Wall Street gained on Tuesday, with the S&P 500, Dow Industrial Average and the Russell 2000 setting record closing highs, as technology stocks bounced back and investors positioned for an expected Federal Reserve interest rate hike.
The S&P 500 technology sector rose 0.9 percent, recovering from its largest two-day decline in nearly a year that also weighed on the broader market. Big tech names, such as Microsoft and Facebook, pushed the S&P 500 higher.
Tech has led the benchmark S&P 500’s 9-percent rally this year, and its recent swoon has sparked speculation that investors may be rotating into other swaths of the market that have lagged in 2017, such as financials and energy.
The financial sector gained 0.4 percent on Tuesday, while energy gained 0.7 percent. Materials were the top gaining sector, rising 1.3 percent.
Traders are overwhelmingly expecting an interest rate increase when the Fed concludes its two-day meeting on Wednesday. The central bank is scheduled to release its decision at 2 p.m. on Wednesday with a news conference to follow from Fed Chair Janet Yellen.
Financials, which tend to benefit when rates are rising, were higher after the Treasury Department announced a plan to upend the country’s financial regulatory framework, which would grant many items on Wall Street’s wish list.
In corporate news, Cheesecake Factory (CAKE.O) shares fell 9.9 percent after the restaurant chain warned of a decline in comparable store sales.
Approximately 6.4 billion shares changed hands on the major domestic equity exchanges, a number that was below with the 6.8 billion share daily average over the last 20 sessions.

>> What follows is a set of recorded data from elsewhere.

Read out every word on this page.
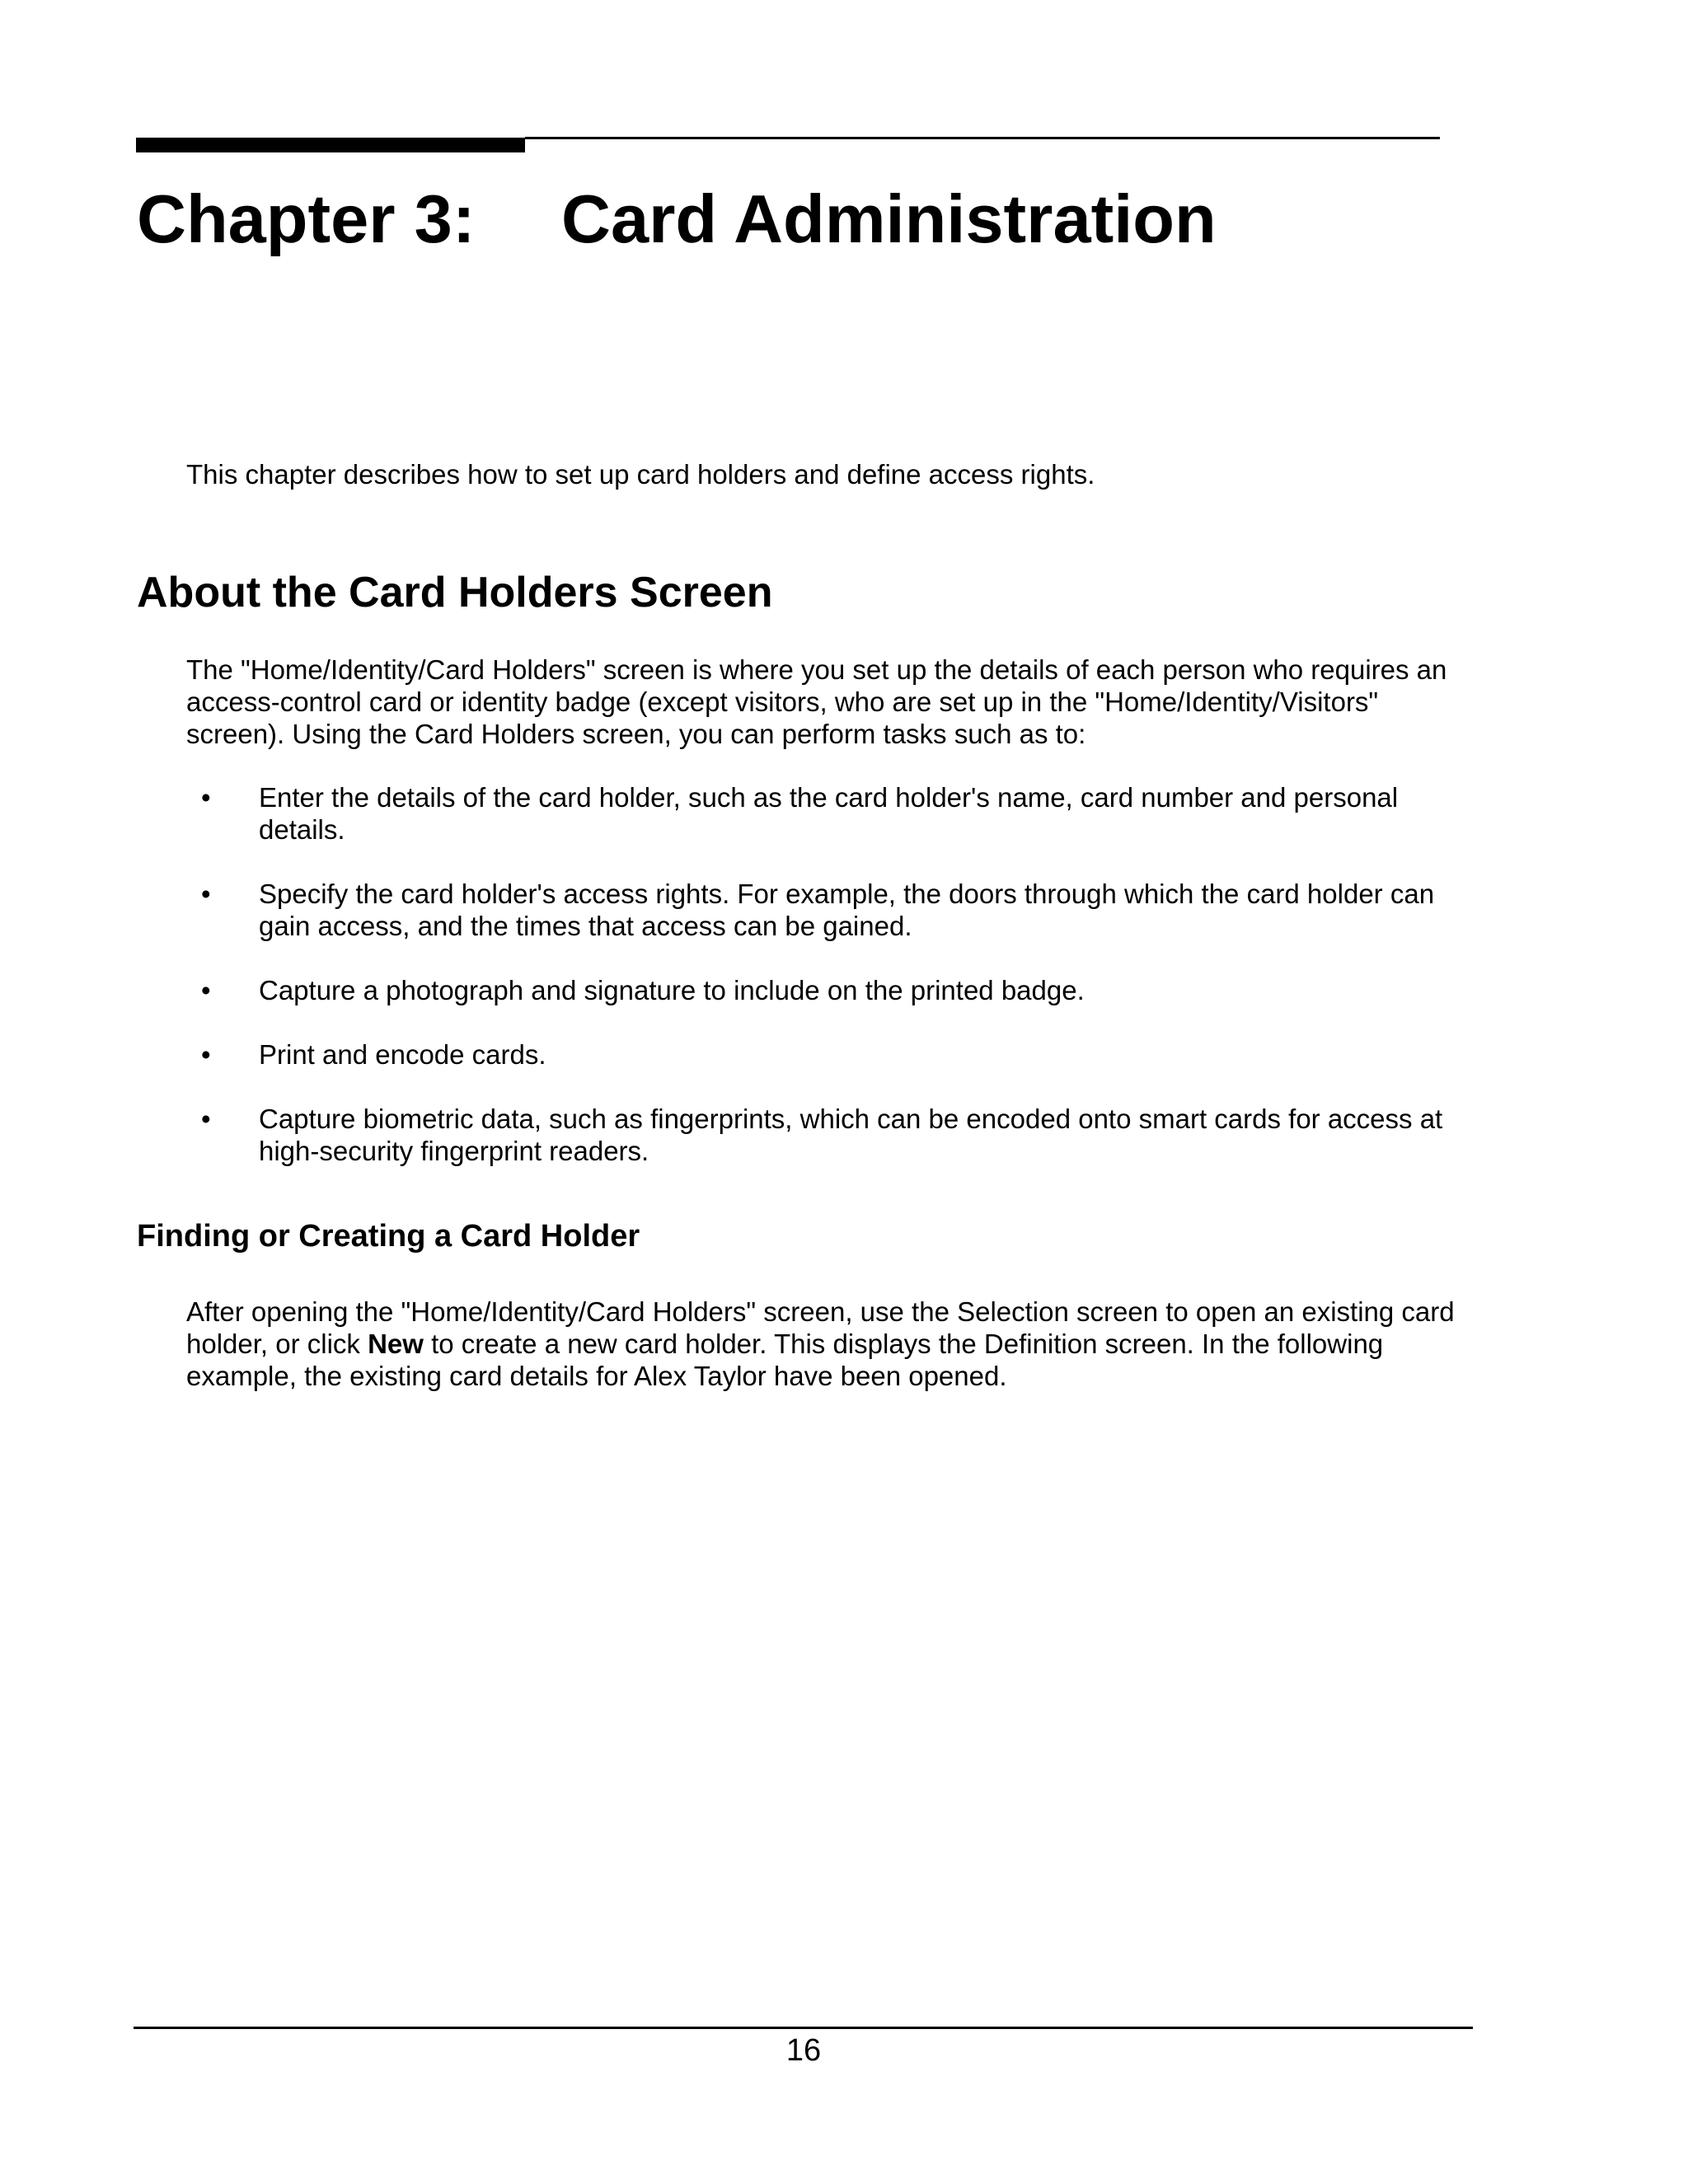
Chapter 3: Card Administration

This chapter describes how to set up card holders and define access rights.

About the Card Holders Screen

The "Home/Identity/Card Holders" screen is where you set up the details of each person who requires an access-control card or identity badge (except visitors, who are set up in the "Home/Identity/Visitors" screen). Using the Card Holders screen, you can perform tasks such as to:

• Enter the details of the card holder, such as the card holder's name, card number and personal details.
• Specify the card holder's access rights. For example, the doors through which the card holder can gain access, and the times that access can be gained.
• Capture a photograph and signature to include on the printed badge.
• Print and encode cards.
• Capture biometric data, such as fingerprints, which can be encoded onto smart cards for access at high-security fingerprint readers.
Finding or Creating a Card Holder

After opening the "Home/Identity/Card Holders" screen, use the Selection screen to open an existing card holder, or click New to create a new card holder. This displays the Definition screen. In the following example, the existing card details for Alex Taylor have been opened.

16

Producer Price Index Unchanged
Producer prices were unchanged in May as energy costs recorded their biggest decline in more than a year, suggesting inflation pressures were easing after rising at the start of the year.
Signs of abating inflation came as Federal Reserve officials prepared to gather for a two-day policy meeting on Tuesday. The U.S. central bank is expected to raise interest rates at the end of the meeting on Wednesday, but weakening inflation could limit the scope for further monetary policy tightening this year.
The Labor Department said last month’s unchanged reading in its producer price index for final demand followed a 0.5 percent increase during April. In the 12 months through May the PPI increased 2.4 percent, retreating from April’s 2.5 percent surge, which was the biggest yearly increase since February 2012.
Last month’s inflation readings were broadly in line with economists’ expectations.
The Fed has a 2 percent inflation target and tracks a measure that is currently at 1.5 percent. The central bank raised its benchmark overnight interest rate by 25 basis points in March.
The dollar’s fading rally and rising oil prices boosted producer prices at the start of the year. However, oil prices have retreated in recent weeks, putting a lid on producer inflation.
Energy prices fell 3.0 percent last month, the biggest drop since February 2016, after rising 0.8 percent in April. The cost of gasoline declined 11.2 percent in May, which was also the largest drop since February of last year.
Because of weak energy prices, the cost of goods fell 0.5 percent, reversing April’s 0.5 percent increase. At the same time, prices for services rose 0.3 percent last month, driven by a 1.1 percent surge in the index for final demand trade services, which measures changes in margins received by wholesalers and retailers. Services rose 0.4 percent in April.
Half of the increase in services last month was driven by margins for fuels and lubricants retailing, which rose 16.1 percent. There were also increases in margins for apparel retailing, machinery and equipment wholesaling and automobiles and parts retailing.
However, the cost of renting a guest room fell a record 5.2 percent. Food prices fell 0.2 percent as prices of fresh fruits and melons recorded their biggest drop since June 2010. But the cost of beef and veal increased by the most since July 2008.
Food prices surged 0.9 percent in April.
A key gauge of underlying producer price pressures that excludes food, energy and trade services fell 0.1 percent last month, the first decline in a year. The so-called core PPI rose 0.7 percent in April.
The core PPI increased 2.1 percent in the 12 months through May after a similar gain in April.
The cost of healthcare services fell 0.1 percent last month after being unchanged in April. The cost of inpatient healthcare services dropped 0.2 percent last month after a similar decrease in April.
Outpatient care prices rose 0.2 percent, while physician care edged up 0.1 percent. Those costs feed into the Fed’s preferred inflation measure, the core personal consumption expenditures price index.